Prior U.S. Pat. No. 4, 291,740 to Michelson, and related U.S. Pat. Nos. 4,232,726 and 4,311,184, describe a process for making foundry shell cores or molds, referred to as a heatless process.This process vibrates a sand/binder mix into a generally cylindrical cavity formed by a pair of gas permeable, concave patterns pressed together. A catalyst gas is then forced into the cavity through the pattern walls, causing polymerization of the binder, and, thus, hardening of the sand/binder mix. The thickness of the layer of hardened mix depends upon the pressure of the catalyst gas employed and amount of compression of residual air in the cavity. After curing the catalyst contacted mix for a predetermined period of time, the remaining unhardened center of loose sand and unreacted binder is removed by turning the pattern box upside down and blowing out the interior with compressed air. The pattern is then opened and the resulting sand core or mold is removed.

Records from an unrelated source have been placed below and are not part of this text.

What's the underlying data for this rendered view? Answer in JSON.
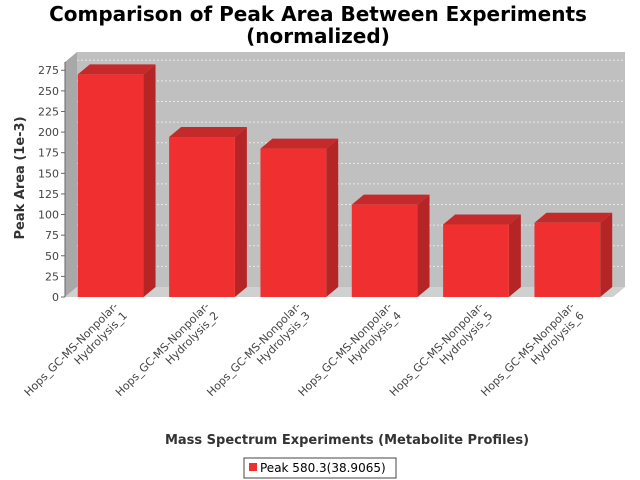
{
  "chart_data": {
    "type": "bar",
    "title_lines": [
      "Comparison of Peak Area Between Experiments",
      "(normalized)"
    ],
    "xlabel": "Mass Spectrum Experiments (Metabolite Profiles)",
    "ylabel": "Peak Area (1e-3)",
    "ylim": [
      0,
      285
    ],
    "yticks": [
      0,
      25,
      50,
      75,
      100,
      125,
      150,
      175,
      200,
      225,
      250,
      275
    ],
    "grid": true,
    "three_d": true,
    "legend_position": "bottom",
    "categories": [
      [
        "Hops_GC-MS-Nonpolar-",
        "Hydrolysis_1"
      ],
      [
        "Hops_GC-MS-Nonpolar-",
        "Hydrolysis_2"
      ],
      [
        "Hops_GC-MS-Nonpolar-",
        "Hydrolysis_3"
      ],
      [
        "Hops_GC-MS-Nonpolar-",
        "Hydrolysis_4"
      ],
      [
        "Hops_GC-MS-Nonpolar-",
        "Hydrolysis_5"
      ],
      [
        "Hops_GC-MS-Nonpolar-",
        "Hydrolysis_6"
      ]
    ],
    "series": [
      {
        "name": "Peak 580.3(38.9065)",
        "color": "#f03030",
        "values": [
          270,
          194,
          180,
          112,
          88,
          90
        ]
      }
    ],
    "colors": {
      "plot_back": "#c0c0c0",
      "plot_floor": "#d0d0d0",
      "plot_side": "#a8a8a8",
      "bar_front": "#f03030",
      "bar_top": "#c42a2a",
      "bar_side": "#b52525",
      "grid": "#e8e8e8"
    }
  }
}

The present invention is concerned in part with the preparation of such patterns.
In the Michelson process, as disclosed in the U.S. Pat. No. 4,291,740 patent, the patterns are made of iron or steel sheet metal with a plurality of permeable inserts positioned in the wall of the patterns in a chessboard-like, staggered arrangement. The inserts may be of the screen type.

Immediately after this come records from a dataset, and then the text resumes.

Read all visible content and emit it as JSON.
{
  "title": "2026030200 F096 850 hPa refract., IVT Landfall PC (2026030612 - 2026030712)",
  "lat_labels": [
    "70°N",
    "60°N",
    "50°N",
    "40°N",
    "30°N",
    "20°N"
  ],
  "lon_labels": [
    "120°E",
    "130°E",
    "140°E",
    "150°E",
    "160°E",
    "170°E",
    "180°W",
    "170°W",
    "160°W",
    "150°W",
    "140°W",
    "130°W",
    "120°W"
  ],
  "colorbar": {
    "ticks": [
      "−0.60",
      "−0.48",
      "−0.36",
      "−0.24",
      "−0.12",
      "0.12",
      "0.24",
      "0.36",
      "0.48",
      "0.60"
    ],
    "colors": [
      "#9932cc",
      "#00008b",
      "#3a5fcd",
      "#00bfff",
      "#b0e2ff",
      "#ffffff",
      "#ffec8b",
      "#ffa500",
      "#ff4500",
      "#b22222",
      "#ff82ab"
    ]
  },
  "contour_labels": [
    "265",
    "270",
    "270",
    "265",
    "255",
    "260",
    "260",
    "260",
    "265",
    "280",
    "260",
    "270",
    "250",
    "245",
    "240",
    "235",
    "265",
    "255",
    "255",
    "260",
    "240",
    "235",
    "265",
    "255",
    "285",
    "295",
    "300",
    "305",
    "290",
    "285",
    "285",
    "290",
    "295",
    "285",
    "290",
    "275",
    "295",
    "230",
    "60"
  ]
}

One problem with this arrangement is that the filters tend to plug up with sand/binder mix. In addition, the use of spaced openings does not allow or provide a continuous gas permeable surface for uniform treatment of sand/binder mix.

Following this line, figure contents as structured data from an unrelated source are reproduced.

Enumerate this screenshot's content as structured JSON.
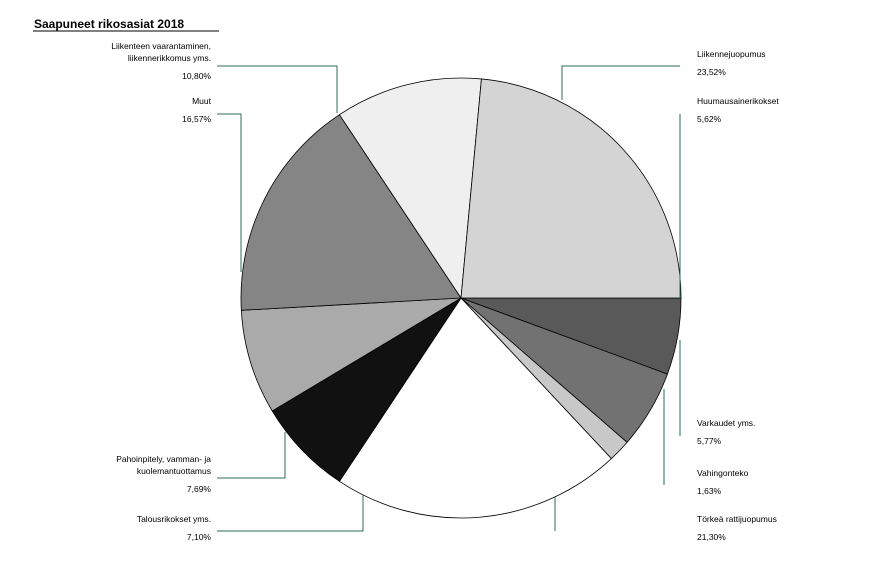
{
  "chart_data": {
    "type": "pie",
    "title": "Saapuneet rikosasiat  2018",
    "start_angle_deg": 0,
    "direction": "clockwise",
    "slices": [
      {
        "label": [
          "Huumausainerikokset"
        ],
        "value": 5.62,
        "display": "5,62%",
        "color": "#595959"
      },
      {
        "label": [
          "Varkaudet yms."
        ],
        "value": 5.77,
        "display": "5,77%",
        "color": "#727272"
      },
      {
        "label": [
          "Vahingonteko"
        ],
        "value": 1.63,
        "display": "1,63%",
        "color": "#c8c8c8"
      },
      {
        "label": [
          "Törkeä rattijuopumus"
        ],
        "value": 21.3,
        "display": "21,30%",
        "color": "#ffffff"
      },
      {
        "label": [
          "Talousrikokset yms."
        ],
        "value": 7.1,
        "display": "7,10%",
        "color": "#111111"
      },
      {
        "label": [
          "Pahoinpitely, vamman- ja",
          "kuolemantuottamus"
        ],
        "value": 7.69,
        "display": "7,69%",
        "color": "#aaaaaa"
      },
      {
        "label": [
          "Muut"
        ],
        "value": 16.57,
        "display": "16,57%",
        "color": "#858585"
      },
      {
        "label": [
          "Liikenteen vaarantaminen,",
          "liikennerikkomus yms."
        ],
        "value": 10.8,
        "display": "10,80%",
        "color": "#efefef"
      },
      {
        "label": [
          "Liikennejuopumus"
        ],
        "value": 23.52,
        "display": "23,52%",
        "color": "#d4d4d4"
      }
    ]
  }
}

In the U.S. Pat. No. 4,291,740 patent, it is mentioned that the patterns can be made of sintered powdered metal. Whereas such patterns are gas permeable all around and, thus, less likely to plug, such patterns, if made in complicated or irregular shape, tend to crack on outer diameters during manufacture. This is believed to be due to shrinkage during sintering. Sintering takes place at an elevated temperature which is about 2/3 of absolute temperature for the metal particular, and in the process there is a general tendency for the particulates of the metal to change shape and size and generally flow closer together. The mold used to form the pattern shape, however, does not shrink, with the result that cracks in surfaces restrained by the mold surfaces develop. In one example, in the formation of a truncated cone-shaped part between two graphite mold halves, the shrinkage during sintering was so severe as to provide a strong force tending to force the two mold halves apart.